Sin embargo, este fallo no fue muy claro, está más bien plagado de contradicciones legales, y no resuelve claramente la dicotomía entre estado y religión. La resolución en el caso de Kentucky, por ejemplo, condena la intromisión de la religión en recintos considerados públicos; mientras tanto en el caso de Texas, el veredicto rescata a esos mismos símbolos religiosos como constitucionales.

Por mucho que el magistrado Stephen G. Breyer, quien prácticamente sembró la confusión al votar sí en un caso (Texas) y no en el otro (Kentucky), quiso racionalizar su voto, pero nunca pudo ser convincente en su cometido. Breyer llamó al monumento de los diez mandamientos en Austin, Texas, como un caso “al filo de la navaja.” Subrayó que a pesar de que tiene raíces religiosas, dicho monumento simboliza el patriotismo de los pioneros y héroes de ese estado.

Asimismo, Breyer sostuvo que el monumento en disputa hace alusión al combate de la delincuencia juvenil, y no profana ningún tipo de religión. Su argumento se sustenta sobre la base de que fue una fraternidad comunitaria de educación quienes ayudaron a erigir ese monumento.

Tanto Breyer como los otros cuatro ma-gistrados que ampararon como constitucional al monumento en Texas deben recordar que el Estado norteamericano es laico.
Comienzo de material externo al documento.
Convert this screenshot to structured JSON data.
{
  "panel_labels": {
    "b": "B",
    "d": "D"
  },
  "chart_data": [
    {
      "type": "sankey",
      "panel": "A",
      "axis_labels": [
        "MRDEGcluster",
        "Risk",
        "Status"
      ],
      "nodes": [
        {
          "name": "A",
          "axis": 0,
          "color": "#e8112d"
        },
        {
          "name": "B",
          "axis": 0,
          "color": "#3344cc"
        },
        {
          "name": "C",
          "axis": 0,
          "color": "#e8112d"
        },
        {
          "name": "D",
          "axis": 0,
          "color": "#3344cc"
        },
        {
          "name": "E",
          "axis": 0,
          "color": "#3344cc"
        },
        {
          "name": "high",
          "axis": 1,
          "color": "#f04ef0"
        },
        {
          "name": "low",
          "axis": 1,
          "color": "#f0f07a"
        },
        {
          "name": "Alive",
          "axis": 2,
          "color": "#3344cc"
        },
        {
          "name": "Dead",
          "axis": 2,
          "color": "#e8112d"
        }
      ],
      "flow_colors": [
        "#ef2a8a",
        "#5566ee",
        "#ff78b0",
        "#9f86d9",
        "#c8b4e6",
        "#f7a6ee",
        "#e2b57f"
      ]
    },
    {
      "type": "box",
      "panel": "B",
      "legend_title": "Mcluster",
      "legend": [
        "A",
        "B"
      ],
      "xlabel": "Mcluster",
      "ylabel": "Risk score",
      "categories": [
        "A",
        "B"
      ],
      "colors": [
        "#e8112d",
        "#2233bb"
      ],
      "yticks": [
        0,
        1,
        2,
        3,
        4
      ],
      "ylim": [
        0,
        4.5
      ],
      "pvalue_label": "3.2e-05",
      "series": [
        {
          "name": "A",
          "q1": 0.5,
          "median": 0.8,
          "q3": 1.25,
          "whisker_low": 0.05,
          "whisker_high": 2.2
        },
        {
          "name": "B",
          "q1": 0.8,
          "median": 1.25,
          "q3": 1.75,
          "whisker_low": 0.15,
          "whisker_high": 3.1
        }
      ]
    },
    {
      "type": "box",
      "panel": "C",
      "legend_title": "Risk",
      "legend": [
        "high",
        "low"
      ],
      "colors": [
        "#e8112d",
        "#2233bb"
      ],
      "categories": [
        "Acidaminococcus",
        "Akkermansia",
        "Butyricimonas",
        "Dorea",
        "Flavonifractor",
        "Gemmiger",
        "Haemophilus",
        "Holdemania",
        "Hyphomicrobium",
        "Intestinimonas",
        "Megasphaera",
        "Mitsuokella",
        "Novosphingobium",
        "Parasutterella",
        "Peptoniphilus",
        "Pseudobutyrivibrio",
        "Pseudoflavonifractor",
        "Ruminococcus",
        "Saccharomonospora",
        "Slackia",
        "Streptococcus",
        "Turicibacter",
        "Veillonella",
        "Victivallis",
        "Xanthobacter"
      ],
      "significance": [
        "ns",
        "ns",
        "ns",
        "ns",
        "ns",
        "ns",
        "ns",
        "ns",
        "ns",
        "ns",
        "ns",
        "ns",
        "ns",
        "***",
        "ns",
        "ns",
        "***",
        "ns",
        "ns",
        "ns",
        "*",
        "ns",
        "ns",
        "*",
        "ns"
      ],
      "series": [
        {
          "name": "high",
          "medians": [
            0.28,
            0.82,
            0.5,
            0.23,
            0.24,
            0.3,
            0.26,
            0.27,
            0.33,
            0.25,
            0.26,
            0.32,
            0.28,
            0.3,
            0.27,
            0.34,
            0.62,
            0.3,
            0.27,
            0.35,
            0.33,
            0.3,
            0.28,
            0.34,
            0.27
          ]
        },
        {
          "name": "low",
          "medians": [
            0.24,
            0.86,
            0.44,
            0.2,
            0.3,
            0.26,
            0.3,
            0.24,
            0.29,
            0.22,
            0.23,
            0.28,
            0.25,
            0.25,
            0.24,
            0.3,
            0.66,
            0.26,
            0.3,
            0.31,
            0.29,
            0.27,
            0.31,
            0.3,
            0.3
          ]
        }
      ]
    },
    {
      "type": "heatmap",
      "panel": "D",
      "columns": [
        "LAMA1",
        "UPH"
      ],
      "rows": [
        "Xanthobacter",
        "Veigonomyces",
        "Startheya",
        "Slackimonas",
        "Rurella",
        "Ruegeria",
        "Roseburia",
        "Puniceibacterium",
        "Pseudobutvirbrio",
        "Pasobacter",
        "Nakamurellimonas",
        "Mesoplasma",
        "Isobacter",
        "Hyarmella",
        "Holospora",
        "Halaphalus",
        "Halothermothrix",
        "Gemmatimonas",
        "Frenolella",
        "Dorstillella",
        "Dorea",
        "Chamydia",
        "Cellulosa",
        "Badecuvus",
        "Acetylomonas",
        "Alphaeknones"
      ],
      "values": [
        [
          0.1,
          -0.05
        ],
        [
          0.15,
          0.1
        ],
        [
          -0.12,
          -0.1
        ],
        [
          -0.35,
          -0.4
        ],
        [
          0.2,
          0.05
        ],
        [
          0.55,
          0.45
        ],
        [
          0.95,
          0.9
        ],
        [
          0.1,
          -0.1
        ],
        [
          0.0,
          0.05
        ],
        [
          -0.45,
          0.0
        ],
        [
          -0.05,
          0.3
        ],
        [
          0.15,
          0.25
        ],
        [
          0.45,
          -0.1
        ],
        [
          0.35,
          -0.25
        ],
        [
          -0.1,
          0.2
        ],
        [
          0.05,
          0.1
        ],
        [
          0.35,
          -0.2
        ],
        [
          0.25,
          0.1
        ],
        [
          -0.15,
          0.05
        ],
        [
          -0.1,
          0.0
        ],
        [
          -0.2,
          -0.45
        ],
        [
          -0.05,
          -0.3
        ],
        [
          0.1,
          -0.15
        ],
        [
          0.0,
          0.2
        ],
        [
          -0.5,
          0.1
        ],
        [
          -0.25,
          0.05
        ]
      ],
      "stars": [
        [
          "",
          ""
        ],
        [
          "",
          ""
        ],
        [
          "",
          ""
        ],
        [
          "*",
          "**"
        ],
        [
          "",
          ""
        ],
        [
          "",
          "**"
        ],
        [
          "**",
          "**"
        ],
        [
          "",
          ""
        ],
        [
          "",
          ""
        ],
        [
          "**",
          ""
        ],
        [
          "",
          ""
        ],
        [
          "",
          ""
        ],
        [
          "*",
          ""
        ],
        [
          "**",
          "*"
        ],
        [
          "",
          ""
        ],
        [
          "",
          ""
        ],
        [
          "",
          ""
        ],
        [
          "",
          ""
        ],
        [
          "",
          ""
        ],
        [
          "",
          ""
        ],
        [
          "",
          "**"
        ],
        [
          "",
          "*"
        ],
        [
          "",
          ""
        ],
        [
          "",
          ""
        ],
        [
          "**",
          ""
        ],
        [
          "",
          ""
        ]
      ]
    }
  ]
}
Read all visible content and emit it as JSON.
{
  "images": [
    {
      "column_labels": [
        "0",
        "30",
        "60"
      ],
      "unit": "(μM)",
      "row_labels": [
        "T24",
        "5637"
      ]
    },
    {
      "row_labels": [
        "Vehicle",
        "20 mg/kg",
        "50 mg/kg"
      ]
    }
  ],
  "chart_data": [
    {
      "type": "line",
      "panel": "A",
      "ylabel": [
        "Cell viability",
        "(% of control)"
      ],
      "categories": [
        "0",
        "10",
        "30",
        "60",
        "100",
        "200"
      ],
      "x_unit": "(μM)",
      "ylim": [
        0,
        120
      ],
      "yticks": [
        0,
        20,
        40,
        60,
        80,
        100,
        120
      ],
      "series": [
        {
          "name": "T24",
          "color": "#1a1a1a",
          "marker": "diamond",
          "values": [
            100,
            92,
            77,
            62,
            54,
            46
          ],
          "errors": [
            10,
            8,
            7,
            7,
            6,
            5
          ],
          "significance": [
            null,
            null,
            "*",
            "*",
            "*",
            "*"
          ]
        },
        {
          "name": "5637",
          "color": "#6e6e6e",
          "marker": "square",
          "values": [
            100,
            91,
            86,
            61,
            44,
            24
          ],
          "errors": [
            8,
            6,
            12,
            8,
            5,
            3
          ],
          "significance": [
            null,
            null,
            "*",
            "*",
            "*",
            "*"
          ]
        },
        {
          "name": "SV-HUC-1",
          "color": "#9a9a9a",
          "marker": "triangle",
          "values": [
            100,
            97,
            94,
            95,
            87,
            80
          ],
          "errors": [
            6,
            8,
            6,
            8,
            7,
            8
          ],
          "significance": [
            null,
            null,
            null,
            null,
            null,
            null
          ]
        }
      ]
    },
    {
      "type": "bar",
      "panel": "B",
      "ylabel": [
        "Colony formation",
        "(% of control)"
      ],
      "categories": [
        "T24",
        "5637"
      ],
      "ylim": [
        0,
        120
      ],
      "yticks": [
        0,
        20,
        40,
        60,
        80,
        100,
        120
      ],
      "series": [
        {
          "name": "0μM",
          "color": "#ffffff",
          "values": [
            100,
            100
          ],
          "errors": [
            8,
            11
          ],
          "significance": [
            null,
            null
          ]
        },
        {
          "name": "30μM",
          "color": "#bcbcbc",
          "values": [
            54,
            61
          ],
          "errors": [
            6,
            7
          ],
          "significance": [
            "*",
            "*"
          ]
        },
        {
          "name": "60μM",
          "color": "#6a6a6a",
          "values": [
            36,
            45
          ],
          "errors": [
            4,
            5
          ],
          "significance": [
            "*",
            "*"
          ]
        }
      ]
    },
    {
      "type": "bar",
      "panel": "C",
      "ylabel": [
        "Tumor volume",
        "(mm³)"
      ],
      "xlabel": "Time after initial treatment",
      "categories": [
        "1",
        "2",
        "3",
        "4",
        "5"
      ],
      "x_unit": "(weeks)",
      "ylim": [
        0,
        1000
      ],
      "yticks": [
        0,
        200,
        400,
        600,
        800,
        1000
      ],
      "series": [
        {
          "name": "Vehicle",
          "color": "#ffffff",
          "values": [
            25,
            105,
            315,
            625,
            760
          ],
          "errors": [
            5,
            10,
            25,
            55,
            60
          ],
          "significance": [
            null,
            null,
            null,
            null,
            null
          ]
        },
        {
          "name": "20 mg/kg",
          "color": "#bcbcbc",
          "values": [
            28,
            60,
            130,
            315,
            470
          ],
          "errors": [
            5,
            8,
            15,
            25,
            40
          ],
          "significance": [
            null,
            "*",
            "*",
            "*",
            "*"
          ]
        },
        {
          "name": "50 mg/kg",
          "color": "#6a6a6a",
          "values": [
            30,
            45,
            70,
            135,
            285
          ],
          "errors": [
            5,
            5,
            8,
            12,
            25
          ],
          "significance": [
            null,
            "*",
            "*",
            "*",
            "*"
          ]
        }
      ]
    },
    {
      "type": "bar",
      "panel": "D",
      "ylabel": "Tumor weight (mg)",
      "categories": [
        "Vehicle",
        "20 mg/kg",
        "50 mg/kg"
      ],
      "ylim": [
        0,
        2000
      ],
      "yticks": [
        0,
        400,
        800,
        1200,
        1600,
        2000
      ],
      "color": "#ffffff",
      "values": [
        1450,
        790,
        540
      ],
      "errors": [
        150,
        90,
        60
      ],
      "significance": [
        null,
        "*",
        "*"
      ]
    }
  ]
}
Esto, por supuesto, no quiere decir que nuestra entidad política es atea o no cree en ninguna religión. Por el contrario, simplemente significa que nuestras leyes jurídicas colectivas, a diferencia de aquellos desarrollados en el medioevo y como hoy se practican en muchos gobiernos musulmanes, no se amparan en la religión.

A Dios, Jehová, Alá, o a cualquier deidad religiosa, la Constitución los deja en el ámbito privado y prohíbe su práctica en los recintos públicos. Por eso, los ciudadanos y no ciudadanos norteamericanos tienen la potestad de practicar cualquier religión –incluyendo el satanismo— dentro de sus propiedades privadas.

En tal forma, en vez de esclarecer el problema constante de la diferencia entre el Estado y la religión, el fallo de la Suprema Corte de Justicia la ensombrece, no sienta un precedente claro para casos legales subsiguientes.

Es más, el dictamen reciente de la corte federal convalida el fenómeno neoconservador que ha venido azotando a las instituciones políticas, incluso a la sociedad norteamericana en su conjunto, y ahora parece ir escabulléndose dentro del orden jurídico.